Depuis sa création, le CRB fait autorité pour statuer sur la validité de contrats de pilotes en F1, avec des décisions qui peuvent intervenir en l'espace de 48 à 72 heures. Considéré comme un tribunal d'arbitrage sportif, le CRB est composé d'avocats spécialisés en droit du sport, indépendants, non affiliés à une quelconque équipe ni institution.
Dans un litige comme celui qui oppose actuellement Aprilia et Martín, le CRB analyserait les documents fournis et les arguments des deux parties, et rendrait son jugement. Outre sa rapidité d'intervention inégalable, il existe un facteur qui lui donne une grande valeur, c'est que ses décisions sont contraignantes et définitives. Elles font autorité auprès de la FIA pour acter l'inscription d'un pilote au sein d'une équipe sur la grille de la F1.
Jorge Martín a fait une apparition remarquée au Aprilia All Stars, il y a un mois.
Photo de : Aprilia Racing
Recourir à un tel organe garantit également la confidentialité des contrats, qui ne tombent pas dans le système judiciaire, avec le risque de fuites que cela peut supposer. Cela permet aussi, en principe, d'éviter d'écorner l'image d'une marque ou d'un pilote en passant devant les tribunaux. Cela n'a toutefois pas été le cas il y a trois ans, lorsque le CRB a résolu le conflit opposant Alpine et McLaren pour s'attribuer les services d'Oscar Piastri.
Dans cette affaire, les parties impliquées avaient massivement communiqué publiquement et été critiquées par les soutiens des uns et des autres avant que le CRB ne rende sa décision. Il avait alors statué à l'unanimité en faveur du contrat signé par le pilote avec McLaren, écartant tout droit qu'Alpine pensait détenir grâce à son accord de principe avec lui.

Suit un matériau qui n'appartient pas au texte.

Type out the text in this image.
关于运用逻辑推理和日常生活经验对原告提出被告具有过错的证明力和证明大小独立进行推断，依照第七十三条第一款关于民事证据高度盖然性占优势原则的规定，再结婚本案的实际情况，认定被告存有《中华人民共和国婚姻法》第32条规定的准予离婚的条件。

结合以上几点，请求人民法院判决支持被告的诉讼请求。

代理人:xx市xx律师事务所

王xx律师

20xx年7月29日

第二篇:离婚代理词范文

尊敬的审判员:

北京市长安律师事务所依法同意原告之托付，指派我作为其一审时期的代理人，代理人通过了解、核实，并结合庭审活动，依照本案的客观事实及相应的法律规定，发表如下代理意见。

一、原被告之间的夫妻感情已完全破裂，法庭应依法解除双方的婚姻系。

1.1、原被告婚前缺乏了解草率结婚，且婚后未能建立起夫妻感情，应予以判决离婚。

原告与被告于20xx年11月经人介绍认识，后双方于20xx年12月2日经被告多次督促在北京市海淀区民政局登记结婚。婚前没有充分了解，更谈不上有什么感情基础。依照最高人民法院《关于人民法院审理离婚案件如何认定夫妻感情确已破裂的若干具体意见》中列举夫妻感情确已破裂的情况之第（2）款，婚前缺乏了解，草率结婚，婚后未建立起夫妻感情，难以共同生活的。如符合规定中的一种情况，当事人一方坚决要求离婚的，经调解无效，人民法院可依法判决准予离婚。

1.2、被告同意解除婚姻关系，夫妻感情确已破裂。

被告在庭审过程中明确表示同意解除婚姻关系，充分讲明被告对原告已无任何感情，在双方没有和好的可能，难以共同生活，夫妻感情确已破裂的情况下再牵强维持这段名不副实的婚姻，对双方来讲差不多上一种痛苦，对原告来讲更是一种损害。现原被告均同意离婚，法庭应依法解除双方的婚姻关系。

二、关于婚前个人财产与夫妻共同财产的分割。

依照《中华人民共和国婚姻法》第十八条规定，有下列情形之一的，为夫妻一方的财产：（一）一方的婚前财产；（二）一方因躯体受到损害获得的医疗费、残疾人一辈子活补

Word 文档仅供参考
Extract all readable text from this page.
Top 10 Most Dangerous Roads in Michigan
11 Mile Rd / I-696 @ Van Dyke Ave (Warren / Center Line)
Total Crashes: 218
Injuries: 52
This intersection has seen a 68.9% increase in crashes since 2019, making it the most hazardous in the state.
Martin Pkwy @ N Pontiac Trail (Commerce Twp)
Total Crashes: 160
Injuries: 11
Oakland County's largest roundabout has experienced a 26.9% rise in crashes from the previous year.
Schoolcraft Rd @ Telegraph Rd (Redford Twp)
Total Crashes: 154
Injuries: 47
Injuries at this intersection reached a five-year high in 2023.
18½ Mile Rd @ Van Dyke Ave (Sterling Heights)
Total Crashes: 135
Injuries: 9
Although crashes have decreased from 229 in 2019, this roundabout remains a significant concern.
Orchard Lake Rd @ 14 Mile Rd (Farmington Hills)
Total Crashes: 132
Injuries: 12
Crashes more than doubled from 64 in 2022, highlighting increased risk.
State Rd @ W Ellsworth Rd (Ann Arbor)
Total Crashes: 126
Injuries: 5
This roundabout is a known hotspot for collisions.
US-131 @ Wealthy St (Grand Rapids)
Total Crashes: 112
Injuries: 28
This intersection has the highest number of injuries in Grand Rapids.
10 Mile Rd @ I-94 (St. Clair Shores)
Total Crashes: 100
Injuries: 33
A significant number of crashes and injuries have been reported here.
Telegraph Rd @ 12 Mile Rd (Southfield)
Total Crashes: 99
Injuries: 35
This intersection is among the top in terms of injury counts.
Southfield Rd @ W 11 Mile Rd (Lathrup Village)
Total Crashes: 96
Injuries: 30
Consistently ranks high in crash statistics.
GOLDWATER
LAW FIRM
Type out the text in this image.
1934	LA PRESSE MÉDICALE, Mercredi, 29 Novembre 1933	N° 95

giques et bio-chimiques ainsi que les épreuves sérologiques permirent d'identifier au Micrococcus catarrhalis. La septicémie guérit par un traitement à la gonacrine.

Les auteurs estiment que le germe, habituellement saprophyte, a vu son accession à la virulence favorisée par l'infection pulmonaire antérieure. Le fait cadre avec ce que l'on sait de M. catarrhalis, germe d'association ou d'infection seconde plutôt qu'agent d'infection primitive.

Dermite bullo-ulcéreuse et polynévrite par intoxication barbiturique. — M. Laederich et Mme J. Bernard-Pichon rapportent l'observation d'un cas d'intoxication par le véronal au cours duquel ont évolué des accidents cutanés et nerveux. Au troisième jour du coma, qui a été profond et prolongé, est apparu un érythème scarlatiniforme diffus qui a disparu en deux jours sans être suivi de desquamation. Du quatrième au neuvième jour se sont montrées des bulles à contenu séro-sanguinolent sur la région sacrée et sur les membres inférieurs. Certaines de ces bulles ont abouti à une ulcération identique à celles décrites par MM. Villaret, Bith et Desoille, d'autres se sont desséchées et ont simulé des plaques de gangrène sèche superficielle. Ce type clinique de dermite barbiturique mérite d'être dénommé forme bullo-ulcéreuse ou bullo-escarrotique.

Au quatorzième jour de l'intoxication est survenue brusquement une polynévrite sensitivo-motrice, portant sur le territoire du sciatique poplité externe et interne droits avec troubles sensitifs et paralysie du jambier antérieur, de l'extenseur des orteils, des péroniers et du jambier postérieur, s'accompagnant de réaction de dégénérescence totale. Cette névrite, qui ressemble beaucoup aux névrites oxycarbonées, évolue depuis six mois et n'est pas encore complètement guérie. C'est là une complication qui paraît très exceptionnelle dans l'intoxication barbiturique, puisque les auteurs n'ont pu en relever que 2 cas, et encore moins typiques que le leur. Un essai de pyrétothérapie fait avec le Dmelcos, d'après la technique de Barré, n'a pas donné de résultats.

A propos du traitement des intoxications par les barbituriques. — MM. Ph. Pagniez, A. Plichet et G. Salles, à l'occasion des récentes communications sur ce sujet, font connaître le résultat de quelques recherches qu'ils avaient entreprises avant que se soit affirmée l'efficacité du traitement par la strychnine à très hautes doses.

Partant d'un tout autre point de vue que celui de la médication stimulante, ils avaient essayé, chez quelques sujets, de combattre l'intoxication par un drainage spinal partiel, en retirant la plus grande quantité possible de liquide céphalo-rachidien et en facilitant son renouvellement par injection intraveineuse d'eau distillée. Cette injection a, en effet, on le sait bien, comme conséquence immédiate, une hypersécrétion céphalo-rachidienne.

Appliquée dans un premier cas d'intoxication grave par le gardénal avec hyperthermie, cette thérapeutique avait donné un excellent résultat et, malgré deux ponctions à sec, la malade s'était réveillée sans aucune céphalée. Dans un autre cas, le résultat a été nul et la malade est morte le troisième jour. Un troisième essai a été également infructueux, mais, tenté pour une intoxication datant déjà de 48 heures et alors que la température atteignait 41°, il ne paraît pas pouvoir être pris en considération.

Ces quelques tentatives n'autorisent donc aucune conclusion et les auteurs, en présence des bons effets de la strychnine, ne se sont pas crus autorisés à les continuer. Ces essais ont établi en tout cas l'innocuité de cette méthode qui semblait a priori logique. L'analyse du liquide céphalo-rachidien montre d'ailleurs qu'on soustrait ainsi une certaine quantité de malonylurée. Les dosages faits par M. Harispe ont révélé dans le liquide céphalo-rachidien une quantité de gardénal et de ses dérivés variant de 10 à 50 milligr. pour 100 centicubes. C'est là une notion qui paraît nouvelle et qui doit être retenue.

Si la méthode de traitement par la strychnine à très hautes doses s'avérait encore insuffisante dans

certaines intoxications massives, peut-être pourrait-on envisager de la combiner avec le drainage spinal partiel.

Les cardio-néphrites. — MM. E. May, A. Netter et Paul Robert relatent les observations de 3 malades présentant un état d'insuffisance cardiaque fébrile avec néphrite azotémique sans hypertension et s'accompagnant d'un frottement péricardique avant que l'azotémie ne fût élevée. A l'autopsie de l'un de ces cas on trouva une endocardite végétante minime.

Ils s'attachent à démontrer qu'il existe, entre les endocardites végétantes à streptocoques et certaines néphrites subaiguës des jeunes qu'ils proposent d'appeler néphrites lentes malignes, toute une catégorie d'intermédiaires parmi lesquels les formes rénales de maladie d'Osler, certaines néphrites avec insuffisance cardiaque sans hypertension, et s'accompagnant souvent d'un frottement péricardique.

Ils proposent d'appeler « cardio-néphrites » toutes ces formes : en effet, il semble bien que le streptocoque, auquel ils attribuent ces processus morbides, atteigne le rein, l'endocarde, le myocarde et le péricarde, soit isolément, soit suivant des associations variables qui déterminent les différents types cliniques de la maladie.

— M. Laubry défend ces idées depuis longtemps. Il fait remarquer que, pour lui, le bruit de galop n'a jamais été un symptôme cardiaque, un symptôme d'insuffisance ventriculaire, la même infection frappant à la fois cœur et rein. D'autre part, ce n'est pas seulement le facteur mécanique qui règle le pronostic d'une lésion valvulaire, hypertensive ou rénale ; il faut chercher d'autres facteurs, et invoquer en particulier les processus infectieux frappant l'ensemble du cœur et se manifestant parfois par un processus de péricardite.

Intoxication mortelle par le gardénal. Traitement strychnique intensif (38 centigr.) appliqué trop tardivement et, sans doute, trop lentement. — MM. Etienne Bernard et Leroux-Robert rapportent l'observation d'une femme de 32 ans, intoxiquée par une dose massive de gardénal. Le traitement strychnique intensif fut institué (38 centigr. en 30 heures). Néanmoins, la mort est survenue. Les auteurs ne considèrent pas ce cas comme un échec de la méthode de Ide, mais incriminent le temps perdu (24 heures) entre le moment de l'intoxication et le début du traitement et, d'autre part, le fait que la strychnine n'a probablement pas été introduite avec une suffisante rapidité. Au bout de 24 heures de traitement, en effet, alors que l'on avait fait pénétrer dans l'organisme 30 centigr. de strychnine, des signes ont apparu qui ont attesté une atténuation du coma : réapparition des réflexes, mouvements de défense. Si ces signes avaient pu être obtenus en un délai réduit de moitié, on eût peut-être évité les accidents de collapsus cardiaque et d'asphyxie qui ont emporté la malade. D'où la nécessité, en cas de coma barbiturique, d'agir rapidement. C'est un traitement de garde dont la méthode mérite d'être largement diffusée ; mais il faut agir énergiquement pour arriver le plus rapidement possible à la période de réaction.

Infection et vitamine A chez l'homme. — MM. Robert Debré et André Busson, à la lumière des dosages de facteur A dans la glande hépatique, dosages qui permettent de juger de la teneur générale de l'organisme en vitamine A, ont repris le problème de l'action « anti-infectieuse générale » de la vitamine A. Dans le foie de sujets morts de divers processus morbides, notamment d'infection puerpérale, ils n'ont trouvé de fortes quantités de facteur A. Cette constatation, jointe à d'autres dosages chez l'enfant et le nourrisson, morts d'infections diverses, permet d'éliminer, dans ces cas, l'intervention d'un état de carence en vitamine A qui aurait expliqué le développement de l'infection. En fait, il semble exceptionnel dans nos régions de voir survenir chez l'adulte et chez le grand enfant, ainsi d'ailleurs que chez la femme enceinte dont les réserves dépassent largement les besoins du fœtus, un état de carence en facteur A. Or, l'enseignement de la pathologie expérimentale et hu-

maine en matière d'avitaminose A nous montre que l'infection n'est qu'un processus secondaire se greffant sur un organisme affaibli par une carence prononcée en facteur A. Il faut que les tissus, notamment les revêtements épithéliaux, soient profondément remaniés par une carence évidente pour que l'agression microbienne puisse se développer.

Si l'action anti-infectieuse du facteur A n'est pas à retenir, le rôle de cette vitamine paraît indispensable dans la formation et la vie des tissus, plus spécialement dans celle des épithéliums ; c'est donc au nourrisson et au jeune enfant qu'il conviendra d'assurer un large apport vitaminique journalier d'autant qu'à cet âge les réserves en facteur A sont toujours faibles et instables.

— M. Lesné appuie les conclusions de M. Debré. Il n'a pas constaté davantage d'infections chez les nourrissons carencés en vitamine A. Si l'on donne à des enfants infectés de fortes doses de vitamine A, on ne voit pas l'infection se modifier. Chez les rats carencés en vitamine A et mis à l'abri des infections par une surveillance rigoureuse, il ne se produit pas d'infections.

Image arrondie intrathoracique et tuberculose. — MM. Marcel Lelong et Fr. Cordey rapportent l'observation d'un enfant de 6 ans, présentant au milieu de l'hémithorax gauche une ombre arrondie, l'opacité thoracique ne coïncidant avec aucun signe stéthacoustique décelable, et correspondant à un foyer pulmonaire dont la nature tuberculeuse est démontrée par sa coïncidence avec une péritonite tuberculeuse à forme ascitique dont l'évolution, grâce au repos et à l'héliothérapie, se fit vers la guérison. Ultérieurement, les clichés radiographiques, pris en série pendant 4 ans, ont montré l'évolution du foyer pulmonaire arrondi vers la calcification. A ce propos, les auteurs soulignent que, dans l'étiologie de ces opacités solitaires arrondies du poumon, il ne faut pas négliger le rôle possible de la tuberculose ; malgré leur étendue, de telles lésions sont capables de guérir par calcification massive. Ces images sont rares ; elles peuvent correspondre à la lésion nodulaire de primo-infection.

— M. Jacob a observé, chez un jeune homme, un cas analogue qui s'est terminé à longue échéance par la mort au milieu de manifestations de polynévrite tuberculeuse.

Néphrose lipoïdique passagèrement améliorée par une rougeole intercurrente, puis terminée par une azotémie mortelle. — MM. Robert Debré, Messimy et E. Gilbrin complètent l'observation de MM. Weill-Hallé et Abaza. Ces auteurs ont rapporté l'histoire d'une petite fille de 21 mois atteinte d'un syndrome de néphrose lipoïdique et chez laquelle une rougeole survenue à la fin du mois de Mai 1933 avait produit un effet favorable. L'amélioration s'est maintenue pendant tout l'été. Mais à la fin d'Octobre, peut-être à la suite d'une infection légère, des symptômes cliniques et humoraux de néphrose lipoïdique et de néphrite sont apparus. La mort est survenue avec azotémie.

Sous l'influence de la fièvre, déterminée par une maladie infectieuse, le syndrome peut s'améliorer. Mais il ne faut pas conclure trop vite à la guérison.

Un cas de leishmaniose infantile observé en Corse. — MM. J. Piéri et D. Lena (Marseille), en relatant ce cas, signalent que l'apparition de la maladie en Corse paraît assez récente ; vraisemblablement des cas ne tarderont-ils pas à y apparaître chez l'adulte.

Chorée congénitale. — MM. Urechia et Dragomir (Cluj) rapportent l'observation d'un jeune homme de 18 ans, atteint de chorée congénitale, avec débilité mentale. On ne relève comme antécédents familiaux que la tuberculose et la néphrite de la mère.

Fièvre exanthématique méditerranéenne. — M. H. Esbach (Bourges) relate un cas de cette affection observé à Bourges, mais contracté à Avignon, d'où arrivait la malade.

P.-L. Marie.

Si l'on peut comprendre l'intérêt que porte Albert Valera à un tel recours, son problème premier reste inchangé : les délais sont très courts s'il espère véritablement trouver une issue au conflit avant que Jorge Martín ne relance sa saison. Le pilote, qui a repris le guidon jeudi pour un premier test sur circuit depuis son accident du Qatar il y a trois mois, espère être à Brno pour le dernier Grand Prix précédant la pause estivale, du 18 au 20 juillet.